The most encouraging section of the piece is how the Alt Right is picking up steam amongst the young whippersnappers:
Mr. Trump’s influence is playing out perhaps most vividly on college campuses, an otherwise deeply liberal redoubt where young people grapple openly and frenetically with their own race and identity.
For a generation weaned on a diet of civic multiculturalism, supporting Mr. Trump breaks the ultimate taboo. Students writing Mr. Trump’s name and slogans in chalk have been accused of hate crimes and spurred calls for censorship. And on campuses frozen by unyielding political correctness and expanding definitions of impermissible speech, some welcome the provocation that Mr. Trump provides.
Three days after a gunman claiming allegiance to the Islamic State killed 49 people in a gay club in Orlando, Fla., a crowd of college students gathered two blocks from the site of the massacre. They wore Trump hats or T-shirts and chanted, “Build that wall.” They cracked jokes about trigger warnings or whether the sidewalk counted as a safe space.

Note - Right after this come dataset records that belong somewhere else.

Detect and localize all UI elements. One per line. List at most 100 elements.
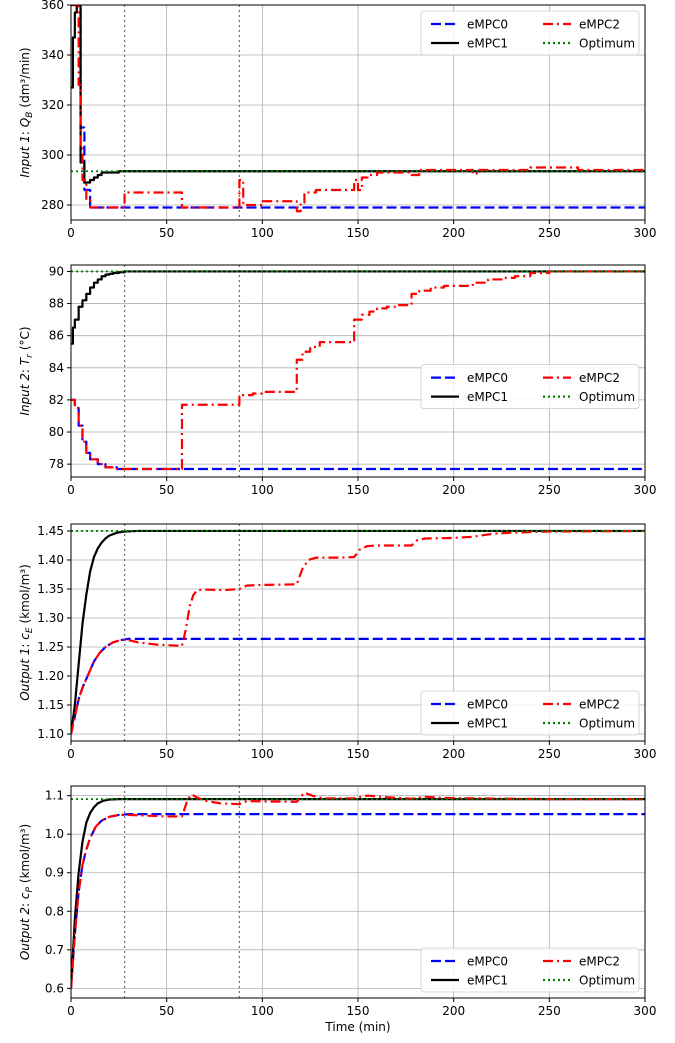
y-tick-label: 86 (49, 329, 64, 343)
y-tick-label: 1.30 (37, 611, 64, 625)
y-tick-label: 0.8 (45, 904, 64, 918)
series-line-empc1 (71, 5, 645, 184)
x-tick-label: 150 (347, 747, 370, 761)
x-tick-label: 50 (159, 483, 174, 497)
y-tick-label: 0.6 (45, 981, 64, 995)
y-tick-label: 1.10 (37, 727, 64, 741)
series-line-empc2 (71, 5, 645, 213)
legend-label-empc0: eMPC0 (467, 955, 508, 969)
series-line-empc1 (71, 529, 645, 735)
x-tick-label: 100 (251, 747, 274, 761)
x-tick-label: 50 (159, 1004, 174, 1018)
y-axis-label-symbol: T (18, 356, 32, 365)
legend-label-empc2: eMPC2 (579, 955, 620, 969)
x-tick-label: 200 (442, 747, 465, 761)
series-line-empc1 (71, 270, 645, 345)
chart-panel-3: 0 50 100 150 200 250 300 1.10 1.15 1.20 1.25 1.30 1.… (18, 523, 657, 761)
x-tick-label: 300 (634, 747, 657, 761)
x-axis-label: Time (min) (324, 1020, 390, 1034)
y-axis-label-subscript: r (25, 353, 35, 358)
x-tick-label: 100 (251, 483, 274, 497)
x-tick-label: 300 (634, 226, 657, 240)
y-tick-label: 340 (41, 48, 64, 62)
y-tick-label: 0.9 (45, 866, 64, 880)
series-group (71, 791, 645, 989)
legend-label-empc1: eMPC1 (467, 717, 508, 731)
y-tick-label: 82 (49, 393, 64, 407)
x-tick-label: 300 (634, 1004, 657, 1018)
legend-frame (420, 947, 640, 993)
x-tick-label: 150 (347, 226, 370, 240)
legend-label-empc0: eMPC0 (467, 18, 508, 32)
x-tick-label: 50 (159, 226, 174, 240)
y-tick-label: 1.1 (45, 789, 64, 803)
x-tick-label: 100 (251, 226, 274, 240)
y-tick-label: 1.15 (37, 698, 64, 712)
legend-frame (420, 10, 640, 56)
legend-label-optimum: Optimum (579, 37, 635, 51)
y-axis-label-colon: : (18, 127, 32, 135)
y-axis-label-unit: (kmol/m³) (18, 564, 32, 623)
y-tick-label: 300 (41, 148, 64, 162)
legend-label-optimum: Optimum (579, 390, 635, 404)
y-tick-label: 1.25 (37, 640, 64, 654)
y-tick-label: 1.40 (37, 553, 64, 567)
series-line-empc1 (71, 798, 645, 989)
y-axis-label-name: Input 1 (18, 135, 32, 178)
y-axis-label: Input 2: Tr (°C) (18, 326, 35, 415)
y-axis-label: Output 1: cE (kmol/m³) (18, 564, 35, 701)
y-axis-label: Output 2: cP (kmol/m³) (18, 824, 35, 960)
legend-label-empc2: eMPC2 (579, 371, 620, 385)
x-tick-label: 150 (347, 483, 370, 497)
y-axis-label-colon: : (18, 899, 32, 907)
x-tick-label: 250 (538, 747, 561, 761)
series-line-empc2 (71, 270, 645, 471)
x-tick-label: 50 (159, 747, 174, 761)
y-tick-label: 360 (41, 0, 64, 12)
x-tick-label: 0 (67, 747, 75, 761)
y-tick-label: 78 (49, 457, 64, 471)
y-axis-label-unit: (°C) (18, 326, 32, 350)
y-tick-label: 80 (49, 425, 64, 439)
legend: eMPC0 eMPC1 eMPC2 Optimum (420, 364, 640, 410)
legend-label-optimum: Optimum (579, 974, 635, 988)
legend-label-empc1: eMPC1 (467, 390, 508, 404)
x-tick-label: 200 (442, 483, 465, 497)
series-group (71, 529, 645, 735)
y-tick-label: 280 (41, 198, 64, 212)
y-axis-label-name: Input 2 (18, 373, 32, 416)
legend-frame (420, 364, 640, 410)
y-tick-label: 1.45 (37, 524, 64, 538)
x-tick-label: 0 (67, 1004, 75, 1018)
y-axis-label-colon: : (18, 640, 32, 648)
x-tick-label: 100 (251, 1004, 274, 1018)
y-tick-label: 1.20 (37, 669, 64, 683)
legend-label-optimum: Optimum (579, 717, 635, 731)
x-tick-label: 300 (634, 483, 657, 497)
chart-panel-4: 0 50 100 150 200 250 300 0.6 0.7 0.8 0.9 1.0 1.1 Outp… (18, 785, 657, 1034)
y-axis-label-unit: (dm³/min) (18, 47, 32, 107)
series-group (71, 270, 645, 471)
y-axis-label-name: Output 1 (18, 648, 32, 701)
x-tick-label: 0 (67, 226, 75, 240)
legend-label-empc2: eMPC2 (579, 698, 620, 712)
x-tick-label: 150 (347, 1004, 370, 1018)
y-axis-label-colon: : (18, 365, 32, 373)
x-tick-label: 250 (538, 483, 561, 497)
y-axis-label-subscript: E (25, 627, 35, 633)
y-axis-label-symbol: c (18, 892, 32, 899)
series-line-empc2 (71, 791, 645, 989)
chart-panel-2: 0 50 100 150 200 250 300 78 80 82 84 86 88 90 Input 2:… (18, 264, 656, 497)
y-tick-label: 0.7 (45, 943, 64, 957)
y-axis-label: Input 1: QB (dm³/min) (18, 47, 35, 177)
legend-label-empc0: eMPC0 (467, 698, 508, 712)
legend: eMPC0 eMPC1 eMPC2 Optimum (420, 10, 640, 56)
legend-frame (420, 690, 640, 736)
legend: eMPC0 eMPC1 eMPC2 Optimum (420, 947, 640, 993)
x-tick-label: 0 (67, 483, 75, 497)
legend-label-empc2: eMPC2 (579, 18, 620, 32)
series-group (71, 5, 645, 213)
y-axis-label-symbol: Q (18, 118, 32, 127)
y-tick-label: 88 (49, 297, 64, 311)
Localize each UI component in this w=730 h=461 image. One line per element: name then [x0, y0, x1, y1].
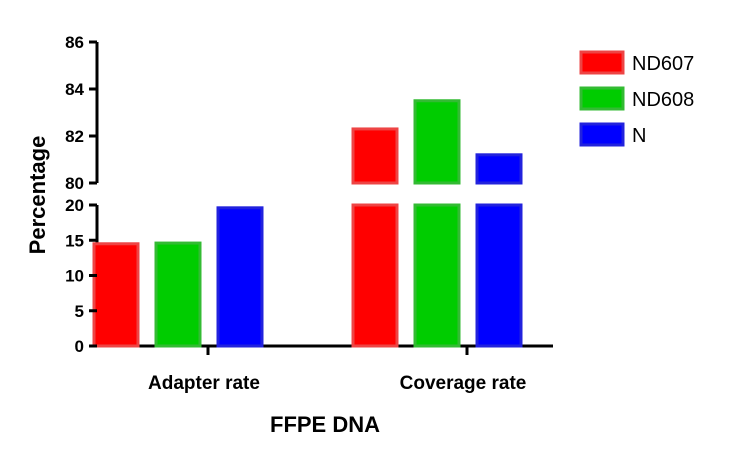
bar-lower-ND607-coverage-rate: [351, 203, 399, 348]
legend-label: N: [632, 125, 646, 147]
y-tick-label: 20: [65, 196, 84, 215]
y-tick-label: 0: [75, 337, 84, 356]
tick-labels: 0 5 10 15 20 80 82 84 86: [65, 33, 97, 356]
legend: ND607 ND608 N: [579, 50, 694, 147]
bar-upper-N-coverage-rate: [475, 153, 523, 185]
y-tick-label: 84: [65, 80, 84, 99]
legend-item-nd608: ND608: [579, 86, 694, 111]
y-axis-title: Percentage: [25, 136, 50, 255]
y-tick-label: 80: [65, 174, 84, 193]
bar-upper-ND608-coverage-rate: [413, 99, 461, 185]
category-labels: Adapter rate Coverage rate: [148, 346, 526, 394]
bar-upper-ND607-coverage-rate: [351, 127, 399, 185]
y-tick-label: 5: [75, 302, 84, 321]
legend-label: ND608: [632, 89, 694, 111]
y-tick-label: 82: [65, 127, 84, 146]
legend-swatch: [579, 86, 625, 111]
bar-lower-N-coverage-rate: [475, 203, 523, 348]
y-tick-label: 86: [65, 33, 84, 52]
legend-label: ND607: [632, 53, 694, 75]
x-category-label: Coverage rate: [400, 373, 527, 394]
x-axis-title: FFPE DNA: [270, 412, 380, 437]
legend-item-nd607: ND607: [579, 50, 694, 75]
legend-swatch: [579, 122, 625, 147]
x-category-label: Adapter rate: [148, 373, 260, 394]
y-tick-label: 15: [65, 231, 84, 250]
bar-ND607-adapter-rate: [92, 242, 140, 348]
bar-N-adapter-rate: [216, 206, 264, 348]
bar-lower-ND608-coverage-rate: [413, 203, 461, 348]
bar-ND608-adapter-rate: [154, 241, 202, 348]
legend-item-n: N: [579, 122, 646, 147]
legend-swatch: [579, 50, 625, 75]
y-tick-label: 10: [65, 267, 84, 286]
bars: [92, 99, 523, 348]
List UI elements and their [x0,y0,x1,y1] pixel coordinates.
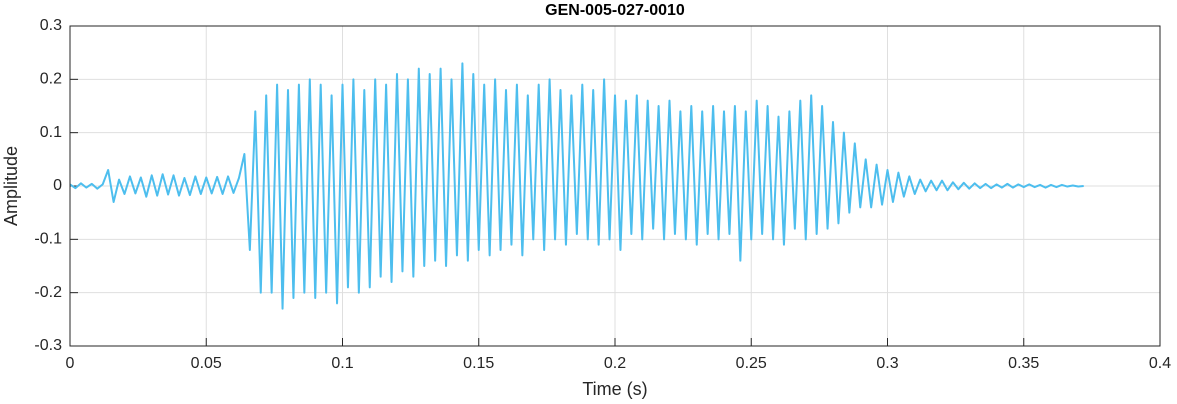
x-tick-label: 0.1 [331,355,353,372]
x-tick-label: 0.35 [1008,355,1039,372]
y-tick-label: -0.3 [34,337,62,354]
chart-title: GEN-005-027-0010 [545,2,685,19]
x-tick-label: 0.05 [191,355,222,372]
x-axis-label: Time (s) [582,379,647,399]
x-tick-label: 0.3 [876,355,898,372]
y-tick-label: 0.2 [40,71,62,88]
y-tick-label: 0.1 [40,124,62,141]
y-axis-label: Amplitude [1,146,21,226]
plot-frame [69,25,1161,347]
x-tick-label: 0.25 [736,355,767,372]
y-tick-label: -0.2 [34,284,62,301]
x-tick-label: 0 [66,355,75,372]
y-tick-label: 0.3 [40,17,62,34]
y-tick-label: -0.1 [34,231,62,248]
x-tick-label: 0.4 [1149,355,1171,372]
y-tick-label: 0 [53,177,62,194]
x-tick-label: 0.15 [463,355,494,372]
waveform-line [69,62,1084,310]
x-tick-label: 0.2 [604,355,626,372]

A few minutes later, a black S.U.V. pulled up, delivering Milo Yiannopoulos, a 30-something gay conservative raised in London and now a minor celebrity among the alt-right.
The piece wouldn’t be complete, however, without bookending its pathetic literary pretensions, in this case with another ‘subtle observation’ infused with liberal pieties, ad hominems, and forced symbolism:
Another student, Simon Dickerman, said he was voting for Mr. Trump. He volunteered that he frequently visited 4chan, an online message board where users compete with one another to post ever more provocative content, from Nazi shorthand to racist cartoons.
Mr. Dickerman said he understood why such images bothered some older people, though they carried little such charge to him and his friends.
“Of course they don’t actually want Jews to die,” Mr. Dickerman said. “They want to shock.” His peers, he added, “are kids who don’t really know about the Holocaust.”
“And they don’t care about history,” he said. “And some of them think it’s funny.”
Translation: young Trump supporters think the Holocaust is funny.